I thought things were getting better. Credit card delinquency rates are down, and corporate profits, for the most part, are on the upswing. However, business headlines are still going on about derivatives and oil-spill liabilities.

We're seemingly in an improving economy, yet there are still plenty of companies posting lower earnings than they did a year ago. Let's go over a few of the pretenders that are expected to go the wrong way on the bottom line next week.

Company

Latest Quarter's EPS (Estimated)

Year-Ago Quarter's EPS

Steelcase (NYSE: SCS)

($0.06)

$0.01

Carnival (NYSE: CCL)

$0.29

$0.33

Commercial Metals (NYSE: CMC)

($0.13)

($0.10)

Paychex (Nasdaq: PAYX)

$0.31

$0.32

Rite Aid (NYSE: RAD)

($0.14)

($0.11)

ConAgra Foods (NYSE: CAG)

$0.40

$0.41

H&R Block (NYSE: HRB)

$2.04

$2.09

Source: Yahoo! Finance.

Clearing the table
There will be more companies posting lower earnings next week, but these are just a few of the names that really jump out at me.

Steelcase is a major player when it comes to corporate furniture. This should be one of the first manufacturers to benefit from an economic recovery. If companies are hiring again or investing in their offices, Steelcase should be a logical beneficiary. Unfortunately, it's projected to post a deficit on Monday, after having delivered a small profit a year ago.

Carnival is the leading cruise line. It's surprising to see this name on this list, since the company confidently bumped up its vacation prices earlier this year. The culprit here is probably those pesky fuel expenses, considering that Carnival reported an 80% spike in fuel costs in its previous quarter.

Commercial Metals is a steelmaker with a credibility problem. It announced last month that it was likely to at least match last year's $0.10-per-share deficit. Under the best-case scenario, it would break even. However, analysts have been slow to jack up their targets. Some of them may not be paying attention, but others realize that this company has burned them before. Commercial Metals posted sharply wider losses than the pros were expecting in each of the two previous quarters, and they don't want to get smelted again.

Paychex has wooed investors with its chunky yield and steady business for years, but the payroll giant is mortal. Wall Street is braced for marginally softer earnings this time. This isn't exactly a new development at Paychex, though. It has posted lower year-over-year profitability for six consecutive quarters.

Rite Aid is the drugstore chain that never entirely got over its accounting fraud scandal. Its stock has managed to stay above the $1 price barrier throughout the past 12 months, but growing deficits could send things spiraling down to the wrong side of the decimal point.

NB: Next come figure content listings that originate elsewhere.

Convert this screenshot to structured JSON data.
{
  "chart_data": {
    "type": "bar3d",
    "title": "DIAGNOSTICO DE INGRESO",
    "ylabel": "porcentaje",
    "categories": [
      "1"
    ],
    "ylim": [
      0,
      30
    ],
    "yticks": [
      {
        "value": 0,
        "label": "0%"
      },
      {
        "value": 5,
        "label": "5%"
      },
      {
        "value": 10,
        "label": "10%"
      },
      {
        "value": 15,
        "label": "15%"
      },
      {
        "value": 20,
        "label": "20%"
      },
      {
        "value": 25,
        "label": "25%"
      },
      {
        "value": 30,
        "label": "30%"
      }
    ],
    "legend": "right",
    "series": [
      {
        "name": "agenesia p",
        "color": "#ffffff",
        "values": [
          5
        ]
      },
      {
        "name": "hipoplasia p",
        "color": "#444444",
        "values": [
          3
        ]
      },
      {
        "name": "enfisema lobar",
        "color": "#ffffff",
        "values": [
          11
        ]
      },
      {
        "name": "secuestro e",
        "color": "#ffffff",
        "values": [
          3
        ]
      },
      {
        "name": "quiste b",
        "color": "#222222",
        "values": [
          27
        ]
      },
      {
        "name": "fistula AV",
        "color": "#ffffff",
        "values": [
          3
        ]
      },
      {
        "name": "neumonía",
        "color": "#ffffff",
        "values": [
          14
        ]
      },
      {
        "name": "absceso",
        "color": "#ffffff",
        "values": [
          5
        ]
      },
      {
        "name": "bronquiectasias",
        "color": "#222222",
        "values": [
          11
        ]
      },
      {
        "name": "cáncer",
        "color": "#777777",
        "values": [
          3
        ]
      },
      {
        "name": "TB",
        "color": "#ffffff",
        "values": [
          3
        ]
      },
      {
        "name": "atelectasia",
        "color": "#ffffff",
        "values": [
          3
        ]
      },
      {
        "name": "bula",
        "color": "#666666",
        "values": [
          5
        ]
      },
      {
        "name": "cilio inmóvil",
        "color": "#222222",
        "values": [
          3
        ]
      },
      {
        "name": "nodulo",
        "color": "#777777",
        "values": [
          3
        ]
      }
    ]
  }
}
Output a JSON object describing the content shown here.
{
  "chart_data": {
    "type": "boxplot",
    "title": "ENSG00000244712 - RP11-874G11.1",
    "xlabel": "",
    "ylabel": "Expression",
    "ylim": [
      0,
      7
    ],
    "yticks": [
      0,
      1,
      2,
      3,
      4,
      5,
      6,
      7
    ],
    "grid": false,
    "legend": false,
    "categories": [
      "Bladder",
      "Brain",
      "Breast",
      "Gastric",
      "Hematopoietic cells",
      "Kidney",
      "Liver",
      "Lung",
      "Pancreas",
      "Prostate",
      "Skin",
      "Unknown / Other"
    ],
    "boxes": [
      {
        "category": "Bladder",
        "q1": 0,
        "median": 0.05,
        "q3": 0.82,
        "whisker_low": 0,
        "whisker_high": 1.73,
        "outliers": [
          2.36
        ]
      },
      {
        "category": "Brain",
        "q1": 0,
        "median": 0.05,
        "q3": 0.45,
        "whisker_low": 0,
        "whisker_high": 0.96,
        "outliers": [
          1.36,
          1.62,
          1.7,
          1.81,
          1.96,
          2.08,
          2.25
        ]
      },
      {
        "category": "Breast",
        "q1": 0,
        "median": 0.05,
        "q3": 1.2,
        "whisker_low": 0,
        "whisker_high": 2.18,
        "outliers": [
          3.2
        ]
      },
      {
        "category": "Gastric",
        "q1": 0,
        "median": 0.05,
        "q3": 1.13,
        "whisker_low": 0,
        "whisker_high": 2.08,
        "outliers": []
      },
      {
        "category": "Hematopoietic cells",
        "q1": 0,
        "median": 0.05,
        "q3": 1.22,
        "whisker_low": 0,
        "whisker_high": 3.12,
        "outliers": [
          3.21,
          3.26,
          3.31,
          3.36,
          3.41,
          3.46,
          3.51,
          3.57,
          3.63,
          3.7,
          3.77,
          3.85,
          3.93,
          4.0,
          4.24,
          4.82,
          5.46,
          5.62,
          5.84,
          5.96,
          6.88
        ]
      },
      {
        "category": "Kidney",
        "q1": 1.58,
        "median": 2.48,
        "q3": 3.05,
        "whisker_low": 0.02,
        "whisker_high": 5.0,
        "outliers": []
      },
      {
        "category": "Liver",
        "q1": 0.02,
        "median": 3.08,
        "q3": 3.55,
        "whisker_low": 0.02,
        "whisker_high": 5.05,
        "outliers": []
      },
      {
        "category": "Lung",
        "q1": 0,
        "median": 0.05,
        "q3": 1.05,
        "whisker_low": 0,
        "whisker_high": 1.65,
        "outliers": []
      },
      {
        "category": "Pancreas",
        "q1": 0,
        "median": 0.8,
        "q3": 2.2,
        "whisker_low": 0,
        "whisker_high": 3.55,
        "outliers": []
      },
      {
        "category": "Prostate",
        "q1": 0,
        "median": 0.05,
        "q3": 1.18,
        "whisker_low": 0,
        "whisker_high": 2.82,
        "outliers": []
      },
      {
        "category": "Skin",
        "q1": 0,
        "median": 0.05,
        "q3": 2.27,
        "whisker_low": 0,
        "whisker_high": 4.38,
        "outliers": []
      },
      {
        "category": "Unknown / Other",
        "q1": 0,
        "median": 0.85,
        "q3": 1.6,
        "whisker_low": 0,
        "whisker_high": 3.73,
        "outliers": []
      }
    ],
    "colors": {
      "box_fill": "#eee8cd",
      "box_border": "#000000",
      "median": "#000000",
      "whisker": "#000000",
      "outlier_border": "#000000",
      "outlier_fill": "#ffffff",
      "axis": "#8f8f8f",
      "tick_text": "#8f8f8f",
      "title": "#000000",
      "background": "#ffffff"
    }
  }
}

ConAgra Foods is the supermarket stocker of Healthy Choice frozen entrees, canned Chef Boyardee pastas, Hebrew National hot dogs, and even Slim Jim beef jerky. However, the maker of Egg Beaters is no world beater itself. It had posted three straight quarters of bottom-line growth, but the pros see a brief retreat next week.

Finally we have H&R Block delivering its seasonally potent tax-filing quarter. It should be a strong reporting period, but it will also fall just short of last year's quarter. I should also point out that the $2.09 a share that it put up last year was less than the $2.11 it earned two years ago.

Why the long face, short-seller?
These seven companies have seen better days. The market has rewarded many of these stocks with healthy gains over the past year, but they still haven't earned those upticks.

The good news is that Wall Street already expects these companies to deliver shrinking bottom lines. In other words, the bad news is already baked into the shares.

The more I think about it, the less worried I become.